Eight years can be a lifetime in music (the entire Beatles career spanned eight years, for example). In 2007 the first track from this album showed up, "Party Pills," and it seemed as if the forthcoming Soft Pink Truth album was bound to be a killer. Eight years later the full-length has finally surfaced, and, well, it sure as hell is.
Perhaps the concept wasn't fully formulated in 2007, but at some point long ago, Drew Daniel was assembling music primarily around YouTube samples, only to finish in the last month and unleash this collection without much warning. Eight songs are now available in a pay-what-you-want model, direct from Daniel's bandcamp site for Soft Pink Truth. Ironically, perhaps, the concept perfectly matches with the title bestowed on the project long before the explosion of bandcamp.
Aesthetically, the album is more in line with Daniel's debut LP as Soft Pink Truth, Do You Party? in a few major ways. Primarily, it is original in its unoriginality: while these songs are built from samples, the tunes are original compositions and not a set of indie punk or death metal covers. I don't feel like I'm somehow missing out because I'm not intimately familiar with an original version of a Venom or Angry Samoans song. Perhaps due to this aspect (since it is a collection of non-covers) Why Pay More? is pretty much completely void of sung vocals. It makes the album far more sincere and much less of a gimmick as a whole. (And I don't have to endure over-processed vocals growling of death, deviance, and damnation.)

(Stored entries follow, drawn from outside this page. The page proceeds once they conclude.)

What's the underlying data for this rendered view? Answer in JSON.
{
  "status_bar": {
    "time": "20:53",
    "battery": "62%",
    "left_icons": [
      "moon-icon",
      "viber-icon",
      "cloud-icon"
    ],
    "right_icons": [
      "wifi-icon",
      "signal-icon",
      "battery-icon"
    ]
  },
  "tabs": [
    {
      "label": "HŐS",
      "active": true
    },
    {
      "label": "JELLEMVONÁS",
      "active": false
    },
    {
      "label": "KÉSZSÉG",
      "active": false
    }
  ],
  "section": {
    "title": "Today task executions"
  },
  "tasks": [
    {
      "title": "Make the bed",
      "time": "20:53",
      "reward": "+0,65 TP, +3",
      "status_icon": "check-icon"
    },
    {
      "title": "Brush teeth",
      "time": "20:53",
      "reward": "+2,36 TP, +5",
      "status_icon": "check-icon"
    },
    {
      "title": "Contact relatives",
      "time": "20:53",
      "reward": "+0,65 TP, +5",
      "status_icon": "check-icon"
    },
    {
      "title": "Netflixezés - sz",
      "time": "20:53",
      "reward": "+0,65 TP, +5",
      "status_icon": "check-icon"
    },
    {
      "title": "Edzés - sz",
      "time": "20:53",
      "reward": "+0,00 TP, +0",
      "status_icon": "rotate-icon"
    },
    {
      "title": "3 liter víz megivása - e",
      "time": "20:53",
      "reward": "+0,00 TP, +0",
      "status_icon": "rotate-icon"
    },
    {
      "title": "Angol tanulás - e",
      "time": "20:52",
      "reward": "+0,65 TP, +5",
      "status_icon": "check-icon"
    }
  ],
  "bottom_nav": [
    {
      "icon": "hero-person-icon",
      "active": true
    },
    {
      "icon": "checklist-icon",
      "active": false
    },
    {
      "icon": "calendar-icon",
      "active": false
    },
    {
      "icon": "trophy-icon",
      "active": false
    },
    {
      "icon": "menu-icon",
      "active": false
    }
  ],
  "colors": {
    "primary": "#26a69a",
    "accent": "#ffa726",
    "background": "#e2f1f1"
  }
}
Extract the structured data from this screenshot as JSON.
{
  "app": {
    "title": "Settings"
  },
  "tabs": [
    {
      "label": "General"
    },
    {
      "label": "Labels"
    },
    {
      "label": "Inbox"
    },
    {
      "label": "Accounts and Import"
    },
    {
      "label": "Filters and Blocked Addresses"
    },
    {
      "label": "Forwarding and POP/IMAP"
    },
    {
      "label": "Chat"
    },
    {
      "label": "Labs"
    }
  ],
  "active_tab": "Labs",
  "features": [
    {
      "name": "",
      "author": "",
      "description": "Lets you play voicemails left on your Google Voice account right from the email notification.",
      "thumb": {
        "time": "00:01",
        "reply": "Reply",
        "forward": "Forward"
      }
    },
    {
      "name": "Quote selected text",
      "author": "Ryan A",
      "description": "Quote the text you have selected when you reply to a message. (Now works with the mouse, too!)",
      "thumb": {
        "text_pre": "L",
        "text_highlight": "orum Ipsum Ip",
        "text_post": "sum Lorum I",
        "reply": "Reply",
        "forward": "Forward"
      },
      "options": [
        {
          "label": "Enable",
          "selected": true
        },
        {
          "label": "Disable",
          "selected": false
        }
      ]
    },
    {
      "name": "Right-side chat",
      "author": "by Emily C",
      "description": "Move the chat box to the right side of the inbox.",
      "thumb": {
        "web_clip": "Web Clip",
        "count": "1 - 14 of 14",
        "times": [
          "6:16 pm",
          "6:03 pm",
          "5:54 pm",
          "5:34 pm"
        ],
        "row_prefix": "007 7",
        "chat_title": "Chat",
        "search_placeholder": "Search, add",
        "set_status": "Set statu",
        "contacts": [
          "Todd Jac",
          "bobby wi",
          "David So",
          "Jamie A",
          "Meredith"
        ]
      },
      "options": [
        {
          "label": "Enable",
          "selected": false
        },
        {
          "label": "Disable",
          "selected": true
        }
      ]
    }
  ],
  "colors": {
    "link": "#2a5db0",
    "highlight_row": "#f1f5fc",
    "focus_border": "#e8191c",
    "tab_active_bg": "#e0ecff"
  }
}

Additionally, it is much dancier than Why Do the Heathen Rage? and Do You Want New Wave?, and that's a good thing. While I have been a long admirer or Drew Daniel's talent as a composer both in solo work and in Matmos, he absolutely shines working within the confines of a dance format. Absolute highlights for me include the upbeat "I Love Your Ass" (which opens up almost sounding like an homage to G-Force era Greater Than One), the deep grooves of album opener, "Are You Looking?," and the disco of closer "Fire Island of the Mind."
Why Pay More? is a much more enjoyable listen start to finish and certainly will be getting far more mileage than the previous two full-lengths. As an added bonus, the each downloaded MP3 files from bandcamp comes embedded with an individual image to go along with that tune. Hopefully the next collection will be of industrial covers or at least somehow, we will finally get to hear a definitive studio version of SPT's "The Anal Staircase," but for now Why Pay More? is a much appreciated surprise gift from Mr. Daniel.